If the real estate maxim “Location, location, location” is accurate, it would account for much of the success of early Cranbrook.
Situated on a wide prairie amidst rolling hills — a veritable sportsman’s paradise in a valley that literally forces travelers through its course — that alone would likely have meant that something similar to Cranbrook would have arisen up with time.
The fact that it centered the once very profitable Wildhorse, St. Eugene, North Star, and Perry Creek mining operations certainly didn’t hurt. Farm and ranchland in abundance, water and lumber all contributed to its success but, without a doubt, it was the arrival of the CPR in 1898 that truly put it on the map.
Well, actually it was on the map already — the surveying of the townsite had been accomplished somewhat earlier. What it really needed was people and those began to arrive early in 1898, months before the first locomotive.
Among the very first buildings erected in town was a small newspaper office in the vicinity of 9th Avenue and 1st Street. The Herald published its first paper on March 22, 1898, in which it guaranteed a weekly circulation of 1,000 copies …somewhere. There was little local news to report because there were few people to make it or read it. What did matter was the fact that people from outside the area began reading the paper and the paper did all it could to boost the largely imagined town of Cranbrook.
It is “A town of opportunities,” the weekly bragged, “which, before the snow flies, will be a divisional point, a junction of the North Star Mine Branch and will also have a smelter in course of erection.
“Cranbrook property will increase in value more rapidly than property in any other town in the South East Kootenay,” the paper went on. “At this time any man has a chance to get in on the ground floor.” And you know what? It was right, with the exception of the smelter, which never bloomed.

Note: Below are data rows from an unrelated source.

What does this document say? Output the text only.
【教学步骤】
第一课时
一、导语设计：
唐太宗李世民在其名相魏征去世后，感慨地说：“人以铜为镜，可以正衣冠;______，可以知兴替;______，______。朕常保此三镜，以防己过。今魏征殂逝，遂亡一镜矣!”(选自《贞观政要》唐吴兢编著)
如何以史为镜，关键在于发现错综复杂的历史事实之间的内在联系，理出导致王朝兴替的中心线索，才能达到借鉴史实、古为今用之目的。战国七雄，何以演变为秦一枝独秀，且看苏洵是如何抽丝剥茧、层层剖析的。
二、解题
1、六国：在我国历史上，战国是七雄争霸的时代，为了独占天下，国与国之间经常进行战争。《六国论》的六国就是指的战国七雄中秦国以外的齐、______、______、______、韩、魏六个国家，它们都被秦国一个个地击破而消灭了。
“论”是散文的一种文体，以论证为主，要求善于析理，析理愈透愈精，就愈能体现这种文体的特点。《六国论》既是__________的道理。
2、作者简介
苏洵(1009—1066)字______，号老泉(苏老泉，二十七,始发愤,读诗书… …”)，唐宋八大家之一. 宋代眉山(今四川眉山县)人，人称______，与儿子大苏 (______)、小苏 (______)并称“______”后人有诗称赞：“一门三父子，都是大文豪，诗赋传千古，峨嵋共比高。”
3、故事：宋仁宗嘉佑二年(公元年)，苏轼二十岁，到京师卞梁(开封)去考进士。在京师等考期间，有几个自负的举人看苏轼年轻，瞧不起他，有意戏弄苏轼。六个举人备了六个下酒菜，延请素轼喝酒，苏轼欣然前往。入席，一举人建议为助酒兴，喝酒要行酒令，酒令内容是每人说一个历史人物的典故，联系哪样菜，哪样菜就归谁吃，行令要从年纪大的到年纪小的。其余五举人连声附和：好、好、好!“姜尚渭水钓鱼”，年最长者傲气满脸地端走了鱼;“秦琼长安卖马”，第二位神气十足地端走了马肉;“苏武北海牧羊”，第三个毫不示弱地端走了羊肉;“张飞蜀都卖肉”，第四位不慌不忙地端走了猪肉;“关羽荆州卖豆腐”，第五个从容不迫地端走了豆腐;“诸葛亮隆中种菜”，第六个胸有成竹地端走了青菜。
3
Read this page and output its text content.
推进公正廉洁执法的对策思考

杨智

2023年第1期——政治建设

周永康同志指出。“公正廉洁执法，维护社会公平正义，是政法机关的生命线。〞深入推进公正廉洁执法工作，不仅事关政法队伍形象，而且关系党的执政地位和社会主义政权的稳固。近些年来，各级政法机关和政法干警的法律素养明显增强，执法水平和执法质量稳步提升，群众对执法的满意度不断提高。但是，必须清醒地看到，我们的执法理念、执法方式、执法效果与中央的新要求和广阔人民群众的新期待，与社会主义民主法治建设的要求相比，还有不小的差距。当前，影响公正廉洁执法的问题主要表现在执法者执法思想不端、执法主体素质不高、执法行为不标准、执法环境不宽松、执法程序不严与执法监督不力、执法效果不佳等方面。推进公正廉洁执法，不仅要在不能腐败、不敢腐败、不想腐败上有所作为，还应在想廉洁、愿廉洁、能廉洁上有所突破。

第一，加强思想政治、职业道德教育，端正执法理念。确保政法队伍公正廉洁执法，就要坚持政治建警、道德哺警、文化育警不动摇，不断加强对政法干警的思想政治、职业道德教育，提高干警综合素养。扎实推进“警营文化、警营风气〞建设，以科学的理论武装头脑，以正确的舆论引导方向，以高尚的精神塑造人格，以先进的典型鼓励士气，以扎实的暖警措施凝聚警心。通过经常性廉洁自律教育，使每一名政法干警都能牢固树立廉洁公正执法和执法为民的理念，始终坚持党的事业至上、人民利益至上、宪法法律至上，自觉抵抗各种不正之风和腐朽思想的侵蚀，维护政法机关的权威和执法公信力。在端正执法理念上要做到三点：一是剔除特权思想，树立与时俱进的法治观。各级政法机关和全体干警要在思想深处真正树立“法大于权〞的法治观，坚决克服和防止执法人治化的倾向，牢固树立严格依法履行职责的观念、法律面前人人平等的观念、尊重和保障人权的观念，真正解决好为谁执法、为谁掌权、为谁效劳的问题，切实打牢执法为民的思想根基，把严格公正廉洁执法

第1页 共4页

There were eight local advertisements mingled among the four pages of the Herald edition of April 5: two hotels (the Cranbrook and the East Kootenay), Hilliard’s Blacksmithing, the Cranbrook Lumber Co., Dr. Hugh Watt (travelling dentist), two contractor-builders (Kaake & Sibald) and an ad for the Herald newspaper itself (fifty-two issues for $2.00).
Within a month one more ad joined the old gang. It belonged to John Hutchison and it read, “Pioneer real estate, mining and insurance broker. Buildings to rent and for sale. Particular attention given to making safe investments for clients.”
The “pioneer” was a bit of a stretch considering Mr. Hutchison had only been here for a few months, but apparently it counted for something as business was brisk. Very brisk. Really, really brisk.
The original townsite, surveyed under the auspices of local landowner James Baker, was, by 1898, split between himself and the CPR, an enticement on Mr. Baker’s part to convince the railway to come this way. Although only a matter of (very roughly) perhaps fifty blocks all told, the land within the townsite that first caught investor’s eyes translated into something in the area of 1,135 individual lots. This, at an average of $200 per lot, translated into a value of $227,000. It may not sound like big bucks but by today’s standards it would easily be well over $5,000,000, and that is nothing to sneeze at.
Yes indeed, there was money to be made and, unlike the early pioneers on the scene, many of them miners, there were some who now understood the money was not in what might be found in the land but rather the land itself. The townsite office did a booming business.
Operated by the team of Valentine Hyde Baker, son of James, and the CPR, it advertised “The Canadian Pacific Railway Co. Lands Agency. Lots in all parts of the city for sale.” And sell them they did. Along one block of Baker Street at first, and along Van Horne Street near the site of the proposed railway station. Then spanning further out from 3rd to 14th Avenue, from 1st to 2nd Street and especially on what would soon become known as “Baker Hill.”
The hill was a natural choice for those with money to spend. It was relatively clear of the smoke, dust and noise of the business and industrial district, it had a wonderful view, and, face it, it was higher up than the workingmen’s cottages filling the flatlands. It was a clear-cut case of white collar up and blue collar down.
Real estate prices began to rise as speculators bought land to re-sell, improved or otherwise, to those who came after. The Herald of August 4 boasted that there were more lots sold in Cranbrook in the last two weeks than in all other towns in the South East Kootenay in the last two months. Housing was at a premium and local tourists, soon to arrive in ever increasing numbers with the coming of the rails, complained of the noise made by the many local carpenters. Work commenced along the creeks and springs in the north and east end, clearing the cottonwood and undergrowth and opening Baker Street eastward.
Local surveyor Archibald McVittie teamed up with John Hutchison to form the first independent real estate company in town. They soon expanded into insurance and money-lending (in sums from $100 to 1,000). They even offered to build houses for rent to suit every customer. The hotels and boarding-houses, going up just as rapidly as the residences, were full to overflowing.
Construction would go on throughout the winter, the buying and selling of real estate would continue for somewhat longer.